Author(s): C. Lewis, Z. Lin, C. Sadowski, X. Zhu, R. Ou, E.J. Whitehead
Venue: 2013 35th International Conference on Software Engineering (ICSE)
Date: 18-26 May 2013

Type of Experiement: Case Study
Sample Size: 19
Class/Experience Level: Professional
Participant Selection: Subjects responded to email request sent out to two project teams at Google.
Data Collection Method: Survey


This paper explores the helpfulness of bug prediction software to professional software developers. The authors of this paper partnered with Google's Engineering Tools department to evaluate different bug prediction algorithms and attempt to develop one for use at Google.

First, they began by evaluating three of the most popular bug prediction algorithms, FixCache with a reduced cache size, FixCache with output ranked by duration, and Rahman. They interviewed 19 members of two anonymous projects at Google, showing each person a list of flagged files from each of the 3 algorithms and asking them to rate how bug-prone they believed that list to be. Results showed that developers far preferred the Rahman algorithm over the other two. The authors also talked to their interviewees about the top three characteristics they would like in a bug prediction algorithm. These characteristics were found to be actionable messages, obvious reasoning, and bias towards the new. None of the algorithms perfectly matched these characteristics. On top of looking for these three characteristics, the authors were also concerned with the scalability of bug prediction algorithms. The FixCache algorithm takes too much cache space and is not easily parallelizable which made it bad fit for a company with such a large code base as Google. The Rahman algorithm on the other hand met the scalability needs of Google. For these reasons, the authors decided to modify the Rahman algorithm to create a bug prediction algorithm for Google.

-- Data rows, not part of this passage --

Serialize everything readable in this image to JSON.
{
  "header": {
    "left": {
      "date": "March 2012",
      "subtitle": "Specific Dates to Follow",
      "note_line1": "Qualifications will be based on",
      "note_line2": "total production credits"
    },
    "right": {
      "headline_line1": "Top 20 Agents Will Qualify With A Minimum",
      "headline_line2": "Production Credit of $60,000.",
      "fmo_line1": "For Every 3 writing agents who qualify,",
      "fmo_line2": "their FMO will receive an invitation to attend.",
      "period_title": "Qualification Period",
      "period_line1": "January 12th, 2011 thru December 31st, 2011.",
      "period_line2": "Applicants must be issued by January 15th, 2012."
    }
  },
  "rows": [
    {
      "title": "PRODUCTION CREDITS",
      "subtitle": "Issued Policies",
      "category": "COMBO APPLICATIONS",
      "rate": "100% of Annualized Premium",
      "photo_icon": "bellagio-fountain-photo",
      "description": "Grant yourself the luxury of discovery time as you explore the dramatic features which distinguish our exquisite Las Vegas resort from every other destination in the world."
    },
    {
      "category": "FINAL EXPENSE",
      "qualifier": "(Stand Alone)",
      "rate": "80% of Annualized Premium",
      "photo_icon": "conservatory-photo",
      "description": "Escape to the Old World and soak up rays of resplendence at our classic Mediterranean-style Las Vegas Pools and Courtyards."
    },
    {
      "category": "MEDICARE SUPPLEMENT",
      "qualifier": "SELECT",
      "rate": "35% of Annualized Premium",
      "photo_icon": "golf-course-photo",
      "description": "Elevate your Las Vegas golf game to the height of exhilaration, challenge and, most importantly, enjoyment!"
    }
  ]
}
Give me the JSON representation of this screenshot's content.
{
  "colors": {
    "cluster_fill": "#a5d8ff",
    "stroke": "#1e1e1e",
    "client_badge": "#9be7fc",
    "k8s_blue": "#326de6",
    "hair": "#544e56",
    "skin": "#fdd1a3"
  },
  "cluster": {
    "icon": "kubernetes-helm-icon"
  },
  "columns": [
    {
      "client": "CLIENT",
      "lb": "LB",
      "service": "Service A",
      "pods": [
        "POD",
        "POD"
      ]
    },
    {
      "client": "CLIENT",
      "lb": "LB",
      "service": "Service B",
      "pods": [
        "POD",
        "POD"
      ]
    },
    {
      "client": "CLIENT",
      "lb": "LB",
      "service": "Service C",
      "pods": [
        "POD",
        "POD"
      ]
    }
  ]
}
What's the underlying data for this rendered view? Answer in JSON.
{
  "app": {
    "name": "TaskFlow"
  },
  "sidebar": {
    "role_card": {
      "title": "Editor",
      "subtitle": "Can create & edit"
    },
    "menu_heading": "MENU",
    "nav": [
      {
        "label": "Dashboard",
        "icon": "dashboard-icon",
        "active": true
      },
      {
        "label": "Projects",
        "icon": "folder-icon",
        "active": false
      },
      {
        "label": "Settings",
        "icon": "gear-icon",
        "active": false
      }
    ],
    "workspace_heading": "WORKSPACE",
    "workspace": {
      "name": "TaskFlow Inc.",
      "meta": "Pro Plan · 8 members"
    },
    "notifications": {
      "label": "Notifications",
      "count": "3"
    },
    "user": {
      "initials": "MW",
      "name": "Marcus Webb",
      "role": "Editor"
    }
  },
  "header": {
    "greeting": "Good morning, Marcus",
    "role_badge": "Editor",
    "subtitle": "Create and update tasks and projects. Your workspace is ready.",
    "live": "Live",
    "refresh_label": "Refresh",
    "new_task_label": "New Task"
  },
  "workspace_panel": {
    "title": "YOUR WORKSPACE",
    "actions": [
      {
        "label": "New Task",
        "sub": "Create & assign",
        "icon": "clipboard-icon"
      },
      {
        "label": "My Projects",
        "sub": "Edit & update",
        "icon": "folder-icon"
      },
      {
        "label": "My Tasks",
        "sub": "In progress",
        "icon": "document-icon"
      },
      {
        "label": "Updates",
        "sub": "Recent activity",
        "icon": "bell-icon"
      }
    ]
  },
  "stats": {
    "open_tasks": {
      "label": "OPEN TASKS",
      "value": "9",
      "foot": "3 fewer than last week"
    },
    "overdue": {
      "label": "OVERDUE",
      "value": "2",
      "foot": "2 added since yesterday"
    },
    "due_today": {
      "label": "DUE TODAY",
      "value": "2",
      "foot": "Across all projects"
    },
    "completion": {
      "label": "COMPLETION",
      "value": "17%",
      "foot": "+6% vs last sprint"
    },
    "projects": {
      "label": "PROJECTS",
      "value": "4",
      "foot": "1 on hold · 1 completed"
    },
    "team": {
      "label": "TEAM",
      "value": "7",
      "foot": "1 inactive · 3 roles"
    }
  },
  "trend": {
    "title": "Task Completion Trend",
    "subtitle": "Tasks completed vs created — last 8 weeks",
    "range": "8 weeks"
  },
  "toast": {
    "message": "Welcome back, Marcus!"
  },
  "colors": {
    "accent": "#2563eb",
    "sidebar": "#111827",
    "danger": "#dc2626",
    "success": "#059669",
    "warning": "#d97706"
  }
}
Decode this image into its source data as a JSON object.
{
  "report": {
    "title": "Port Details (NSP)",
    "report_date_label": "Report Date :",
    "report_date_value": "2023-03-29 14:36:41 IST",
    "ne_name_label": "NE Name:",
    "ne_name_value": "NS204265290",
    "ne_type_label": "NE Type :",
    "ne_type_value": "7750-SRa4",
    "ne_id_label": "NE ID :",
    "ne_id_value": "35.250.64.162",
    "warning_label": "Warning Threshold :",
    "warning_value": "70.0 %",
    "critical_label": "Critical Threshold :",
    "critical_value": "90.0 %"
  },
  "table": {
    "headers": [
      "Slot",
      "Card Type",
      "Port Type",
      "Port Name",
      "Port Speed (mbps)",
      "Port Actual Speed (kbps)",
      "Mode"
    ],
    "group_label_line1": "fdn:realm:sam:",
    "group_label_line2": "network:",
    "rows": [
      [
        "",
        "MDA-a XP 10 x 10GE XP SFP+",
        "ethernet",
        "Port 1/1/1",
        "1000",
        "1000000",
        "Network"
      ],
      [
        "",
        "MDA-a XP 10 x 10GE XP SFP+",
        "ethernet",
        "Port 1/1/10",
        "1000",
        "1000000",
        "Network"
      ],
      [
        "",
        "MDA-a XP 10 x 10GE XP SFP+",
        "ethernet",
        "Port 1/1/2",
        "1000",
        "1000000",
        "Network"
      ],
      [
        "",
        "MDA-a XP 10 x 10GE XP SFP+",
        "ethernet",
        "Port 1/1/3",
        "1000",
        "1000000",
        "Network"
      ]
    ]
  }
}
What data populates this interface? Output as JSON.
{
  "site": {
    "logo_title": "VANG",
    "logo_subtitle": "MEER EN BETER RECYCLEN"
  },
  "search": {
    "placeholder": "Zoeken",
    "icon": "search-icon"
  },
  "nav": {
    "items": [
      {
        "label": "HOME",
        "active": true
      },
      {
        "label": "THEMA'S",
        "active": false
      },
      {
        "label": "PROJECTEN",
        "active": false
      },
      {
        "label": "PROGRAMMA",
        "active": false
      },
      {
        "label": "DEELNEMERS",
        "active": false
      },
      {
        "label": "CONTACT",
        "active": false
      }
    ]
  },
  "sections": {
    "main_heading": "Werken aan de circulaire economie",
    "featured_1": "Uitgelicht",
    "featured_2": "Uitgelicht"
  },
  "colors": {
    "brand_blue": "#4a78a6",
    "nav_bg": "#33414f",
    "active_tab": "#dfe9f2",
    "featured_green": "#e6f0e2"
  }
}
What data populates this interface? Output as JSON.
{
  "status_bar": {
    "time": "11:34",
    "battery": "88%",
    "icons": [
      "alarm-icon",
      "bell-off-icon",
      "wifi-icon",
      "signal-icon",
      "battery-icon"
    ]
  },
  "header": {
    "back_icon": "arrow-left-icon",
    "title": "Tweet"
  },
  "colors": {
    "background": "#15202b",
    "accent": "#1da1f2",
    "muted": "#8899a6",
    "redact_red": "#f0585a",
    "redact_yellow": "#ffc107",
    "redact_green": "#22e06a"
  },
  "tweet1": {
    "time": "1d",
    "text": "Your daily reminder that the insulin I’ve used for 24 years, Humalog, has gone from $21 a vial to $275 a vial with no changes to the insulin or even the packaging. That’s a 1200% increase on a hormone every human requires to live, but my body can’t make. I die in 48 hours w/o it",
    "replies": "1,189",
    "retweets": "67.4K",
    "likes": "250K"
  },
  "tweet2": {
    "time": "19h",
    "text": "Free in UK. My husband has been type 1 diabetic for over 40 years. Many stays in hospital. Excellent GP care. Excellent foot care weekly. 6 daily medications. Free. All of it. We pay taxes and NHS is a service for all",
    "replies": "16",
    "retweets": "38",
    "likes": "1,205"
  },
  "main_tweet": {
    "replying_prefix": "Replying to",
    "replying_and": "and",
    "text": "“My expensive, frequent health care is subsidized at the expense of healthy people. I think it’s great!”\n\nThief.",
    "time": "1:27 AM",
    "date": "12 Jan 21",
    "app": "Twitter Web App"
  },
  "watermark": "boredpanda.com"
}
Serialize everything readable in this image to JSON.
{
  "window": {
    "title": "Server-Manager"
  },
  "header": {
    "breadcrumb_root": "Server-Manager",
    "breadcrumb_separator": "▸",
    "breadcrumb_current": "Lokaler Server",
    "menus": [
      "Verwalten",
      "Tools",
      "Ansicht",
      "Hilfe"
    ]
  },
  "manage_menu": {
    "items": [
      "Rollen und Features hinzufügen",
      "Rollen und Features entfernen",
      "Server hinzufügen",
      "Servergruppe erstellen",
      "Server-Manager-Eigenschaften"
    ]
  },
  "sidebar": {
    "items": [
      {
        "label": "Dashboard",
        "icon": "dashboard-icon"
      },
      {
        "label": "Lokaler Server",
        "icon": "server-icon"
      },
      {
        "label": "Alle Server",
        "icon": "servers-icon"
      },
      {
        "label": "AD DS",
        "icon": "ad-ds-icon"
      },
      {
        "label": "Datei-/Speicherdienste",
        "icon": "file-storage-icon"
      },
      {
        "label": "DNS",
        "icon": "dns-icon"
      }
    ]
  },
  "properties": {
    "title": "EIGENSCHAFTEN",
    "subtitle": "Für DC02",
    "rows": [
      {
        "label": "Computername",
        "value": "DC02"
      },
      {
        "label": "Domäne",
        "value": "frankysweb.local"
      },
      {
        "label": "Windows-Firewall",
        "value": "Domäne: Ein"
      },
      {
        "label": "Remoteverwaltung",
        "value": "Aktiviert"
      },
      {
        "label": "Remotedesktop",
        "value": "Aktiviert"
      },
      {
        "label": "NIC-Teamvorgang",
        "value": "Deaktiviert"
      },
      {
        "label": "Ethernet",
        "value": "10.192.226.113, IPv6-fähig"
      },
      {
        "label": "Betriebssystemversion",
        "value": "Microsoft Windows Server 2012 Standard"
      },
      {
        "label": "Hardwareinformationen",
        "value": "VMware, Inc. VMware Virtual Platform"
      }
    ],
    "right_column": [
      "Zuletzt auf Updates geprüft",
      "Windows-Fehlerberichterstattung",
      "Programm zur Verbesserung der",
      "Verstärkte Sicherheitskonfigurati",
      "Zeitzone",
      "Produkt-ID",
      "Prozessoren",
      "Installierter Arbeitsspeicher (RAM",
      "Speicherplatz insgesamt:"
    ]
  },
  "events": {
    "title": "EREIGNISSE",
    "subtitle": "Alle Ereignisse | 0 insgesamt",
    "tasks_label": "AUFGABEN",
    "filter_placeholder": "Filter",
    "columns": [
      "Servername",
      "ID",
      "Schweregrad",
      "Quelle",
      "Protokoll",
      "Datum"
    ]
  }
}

Next, the authors created the Time-Weighted Risk (TWR) algorithm based on the Rahman algorithm and deployed it through Google code review software, Mondrian. This system would attach a comment to line 1 of any file that was flagged by the algorithm in the code review process. Three months later they came back and generated a list of files flagged by the system to analyze the average time from submission to approval and the average number of comments on a review for reviews contained those bug-prone files.

In conclusion, the authors found that bug prediction deployment had no effect on developers. Feedback from the developers showed that in order to find the program useful, they needed a way to remove the bug-prone flag on files. Actionable messages should be a key feature of any bug prediction software used by developers in the future.